Conclusion: Supracondylar fracture is a frequent injury with relatively high risk of complications. Some questions of the optimal treatment have still not been answered and need further research.

Keywords:

Supracondylar fracture – urgent surgery – percutaneous pinnig – cubitus varus

Introduction

Elbow injuries are the reason for about 1–3 % of all acute visits of paediatric and adolescent patients [2]. This number is likely to continue to grow, given that since 2010 we have seen an increase in children‘s sports activity in the Czech Republic and the popularity of riskier outdoor sports has been increasing. [12]. Fractures in the region of the elbow joint represent about 5–10 % of all children‘s fractures. The most common of these are the supracondylar fractures - 55–70 % [7,19].

There are numerous classification schemes, the most globally used of which is the Gartland classification (1959), traditionally defining 3 types of fractures. Type I – non-dislocated fractures or fractures with minimal dislocation up to 2mm, respectively. Type 2 – fractures dislocated with fragments in contact with intact dorsal periosteum of the humerus, which was subsequently divided by Wilkins (1984) into type IIA – without rotatory dislocation - and type IIB – with a proportion of rotatory dislocation, type III – grossly dislocated fractures without contact of fragments, unstable in extension, in which dorsal periosteum is usually partially preserved [9, 13]. Type IV of Gartland classification is newly distinguished, which includes fractures significantly unstable, with a tendency to dislocation into both flexion and extension, difficult to reduce. Usually, this type is only detected during handling at the operating room and it is assumed to have a total disrupture of the humeral periosteum [13].

In our conditions it is necessary to mention the classification according to Havránek, which emphasizes the variability of fractures and different treatment procedures. It defines six types of fractures. Type 0 – nondislocated fractures, Type 1 – extension fractures, Type 2 – flexion fractures, Type 3 – indifferent fractures with significant ad latus dislocation in the frontal plane, without a clear share of flexion/extension component. These are highly unstable, difficult to treat fractures, Type 4 high fractures, which are characterized by relatively easy reduction, but pronounced instability, and finally Type 5 involving atypical fractures (with break-out of the medial or lateral column, separate fragment of epicondyle and intercondylar „T"-shaped fractures [10].

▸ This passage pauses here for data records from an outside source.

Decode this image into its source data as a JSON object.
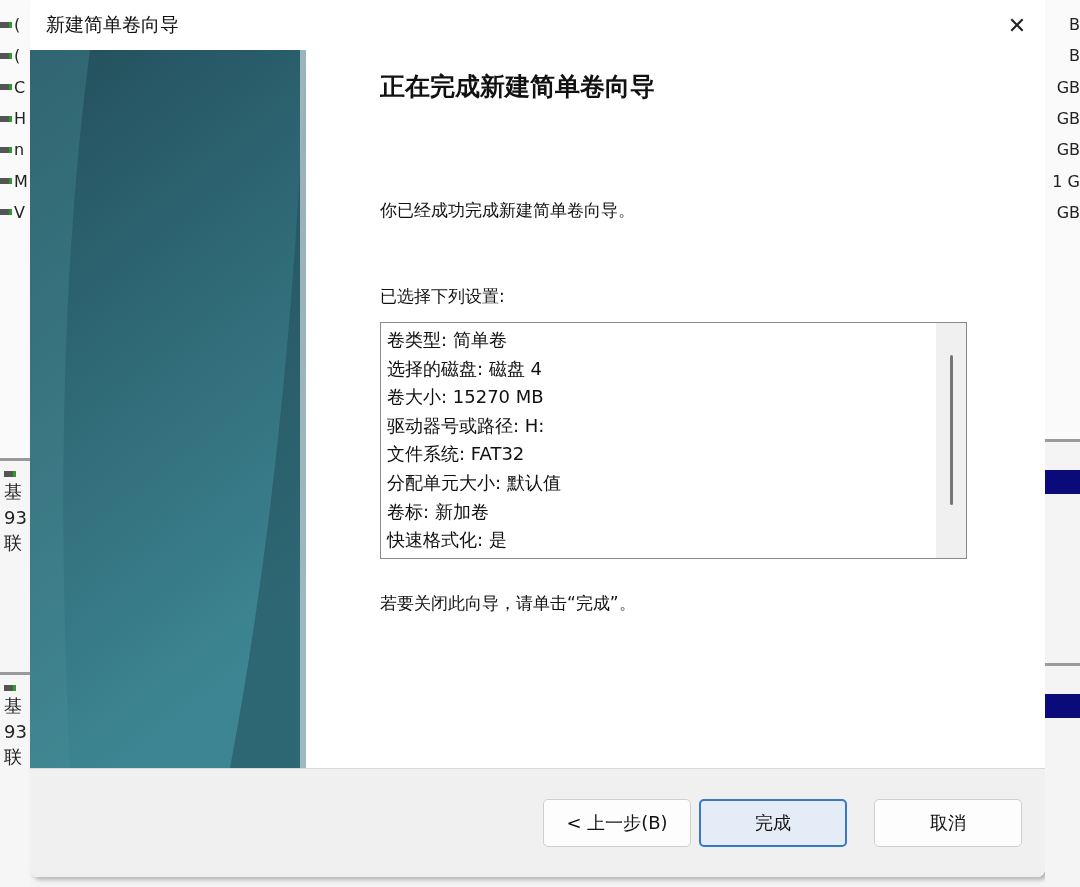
{
  "background_window": {
    "left_rows": [
      "(",
      "(",
      "C",
      "H",
      "n",
      "M",
      "V"
    ],
    "right_rows": [
      "B",
      "B",
      "GB",
      "GB",
      "GB",
      "1 G",
      "GB"
    ],
    "disk_panels": [
      {
        "lines": [
          "基",
          "93",
          "联"
        ]
      },
      {
        "lines": [
          "基",
          "93",
          "联"
        ]
      }
    ]
  },
  "window": {
    "title": "新建简单卷向导",
    "close": "✕"
  },
  "heading": "正在完成新建简单卷向导",
  "intro": "你已经成功完成新建简单卷向导。",
  "settings_label": "已选择下列设置:",
  "settings": [
    "卷类型: 简单卷",
    "选择的磁盘: 磁盘 4",
    "卷大小: 15270 MB",
    "驱动器号或路径: H:",
    "文件系统: FAT32",
    "分配单元大小: 默认值",
    "卷标: 新加卷",
    "快速格式化: 是"
  ],
  "note": "若要关闭此向导，请单击“完成”。",
  "buttons": [
    {
      "label": "< 上一步(B)",
      "default": false
    },
    {
      "label": "完成",
      "default": true
    },
    {
      "label": "取消",
      "default": false
    }
  ]
}
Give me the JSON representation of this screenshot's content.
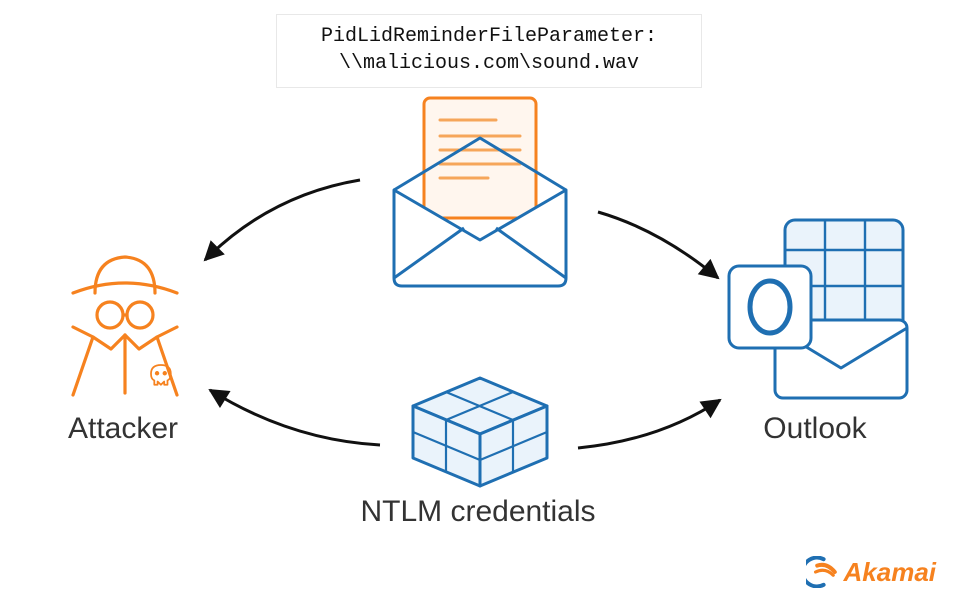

The etiology of supracondylar fractures copies the phy­sical activity of children, with falls from a height in the home environment – from bed, chair, etc. predominating in young children under 4 years of age. In preschool children, frequent fractures are caused by falling from structures of children‘s playgrounds – climbing frames, swings, slides, and with increasing age also sports injuries – falls from the bike, trampolines, roller skates, gymnastic tools [2, 3]. In fractures of the extension type, the most common mechanism of injury is a fall on the extended forearm. Here, physiological elbow hyperextension plays its role in children and the ulnar olecranon acts as a lever, which together with the collateral ligaments of the elbow concentrates the resulting forces on the ventral humeral cortical thickening and its disruption occurs. In fractures of the flexion type, the most common mechanism is direct – a fall on the flexed elbow [3, 16].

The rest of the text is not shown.